What is a Trapezius Strain?
It is defined as a muscle strain of the upper back and is a stretching or tearing of the trapezius, which is one of the major muscles of the back responsible for moving, rotating, and stabilizing the shoulder blade and extending the head at the neck. This large muscle group spans the upper back, shoulders and neck. These muscles are commonly called the “trap” muscles.
Trapezius strains are commonly caused by overuse, but can also be caused through an acute injury such as a violent twist or collision. In the case of overuse, trapezius strains tend to occur when repetitive, low-impact activities are performed over a prolonged period of time. Continuous use of the shoulder muscles over a span of time can cause stress on these muscles, therefore something as simple as carrying a heavy bag for hours at a time can cause trapezius pain. These muscles are also commonly injured during weightlifting, or during contact sports.
An acute muscle injury occurs suddenly when the muscle experiences trauma, such as a hard fall or car collision. When there is a hard blow to the trapezius, there may be a bruise as well as other muscle strain symptoms. Pain and stiffness from an acute injury will be felt immediately.
Symptoms of a strained or torn trapezius
Depending on which part of the shoulder muscles is injured, symptoms of a trapezius strain vary from a mild muscle strain to a completely ruptured muscle or tendon.
Symptoms may include but are not limited to:
- Muscle stiffness
- Muscles spasms
- Soreness, aching, or burning sensations
- Swelling and possible headaches These symptoms may worsen with activity.

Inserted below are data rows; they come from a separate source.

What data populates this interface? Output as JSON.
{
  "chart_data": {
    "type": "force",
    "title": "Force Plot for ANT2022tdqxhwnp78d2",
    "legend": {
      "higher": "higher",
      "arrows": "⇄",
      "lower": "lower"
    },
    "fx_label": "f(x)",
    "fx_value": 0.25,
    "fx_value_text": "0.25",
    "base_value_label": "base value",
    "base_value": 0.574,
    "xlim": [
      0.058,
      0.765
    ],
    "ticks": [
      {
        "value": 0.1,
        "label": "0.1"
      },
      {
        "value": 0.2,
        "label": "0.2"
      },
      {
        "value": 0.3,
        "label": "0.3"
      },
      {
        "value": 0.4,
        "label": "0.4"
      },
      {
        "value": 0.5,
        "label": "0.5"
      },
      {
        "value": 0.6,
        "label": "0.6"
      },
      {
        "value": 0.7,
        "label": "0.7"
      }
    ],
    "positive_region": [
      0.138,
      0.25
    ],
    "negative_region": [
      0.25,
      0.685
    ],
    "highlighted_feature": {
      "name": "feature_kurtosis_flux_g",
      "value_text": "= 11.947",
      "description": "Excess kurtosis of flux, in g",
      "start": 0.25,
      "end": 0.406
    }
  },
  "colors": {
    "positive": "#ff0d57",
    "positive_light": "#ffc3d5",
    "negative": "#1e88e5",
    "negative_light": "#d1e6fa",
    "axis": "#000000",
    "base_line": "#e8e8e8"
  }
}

- Decreased range of motion in the shoulders or neck
These symptoms may worsen with activity. The pain may radiate from the shoulders through the upper back and neck. The injured area may feel warm and tingly. It may swell and the person may have a headache.
Preventions and Precautions
One of the most important injury prevention steps you can take to prevent a trapezius strain is to incorporate stretching into your daily routine. Whether it be before a workout, when you get out of bed in the morning, or before you anticipicate lifting a heavy object, stretching helps to loosen up your muscles so they’re less likely cramp or freeze when needed. Make trapezius stretching and strengthening exercises part of your usual routine, and be careful when exerting your arms and shoulders when lifting something heavy. A trapezius strain may sideline you for a few weeks, but a more serious muscle tear could limit the use of a shoulder or arm for months. If you are concerned, call a specialist to be evaluated and discuss.
Treatment options may include rest, activity modification, ice therapy, and anti-inflammatory medications. Physical therapy or massage therapy may also be recommended in specific cases. Surgery is very rarely required, with most patients making a full recovery with non-operative management.